Услышав это, Цзинъи неосознанно вздохнула с облегчением.
— К счастью… ты потом действительно уехала.
— Нет, на этом все далеко не закончилось, — Дария уже выплакалась, у нее не осталось сил на слезы и всхлипы. Голос ее стал намного спокойнее, но из-за уныния и подавленности в нем слышалась явная ирония. — У меня была сестра. Как раз в то время она умерла от сепсиса после того, как муж избил ее, и ей не оказали должной помощи. Ее муж — тот самый мясник, который хотел купить меня. Он устроил скандал у нас дома, и тогда мои родители, желавшие извлечь максимальную выгоду из всего, пришли и забрали меня обратно.
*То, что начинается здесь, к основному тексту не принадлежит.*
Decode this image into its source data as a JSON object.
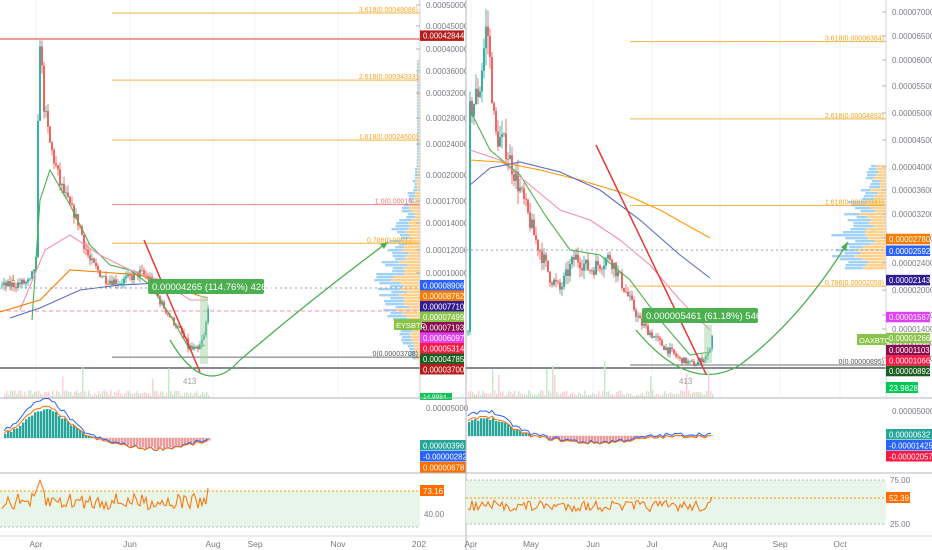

— Он оказался тем самым… — Цзинъи была искренне удивлена. Такого сюжета она бы и выдумать не смогла, а это происходило в реальности. Неудивительно, что реакция Дарии в тот день была именно такой. — Прости… Я все же должна еще раз серьезно извиниться перед тобой за те слова, что сказала тогда.
— Ничего, это я не должна была срывать на тебе злость, — Дария покачала головой. — Когда они забрали меня обратно, они по очереди подвергали меня мучениям.
Вернувшись, Дария узнала всю историю. Оказалось, сестра много лет тайно копила деньги. Однажды мясник случайно обнаружил это, что и стало причиной побоев, приведших в итоге к смерти.
И отец, и мясник хотели присвоить эти деньги. Дария была единственной, кто мог знать, где они спрятаны, потому что у нее с сестрой были довольно близкие отношения.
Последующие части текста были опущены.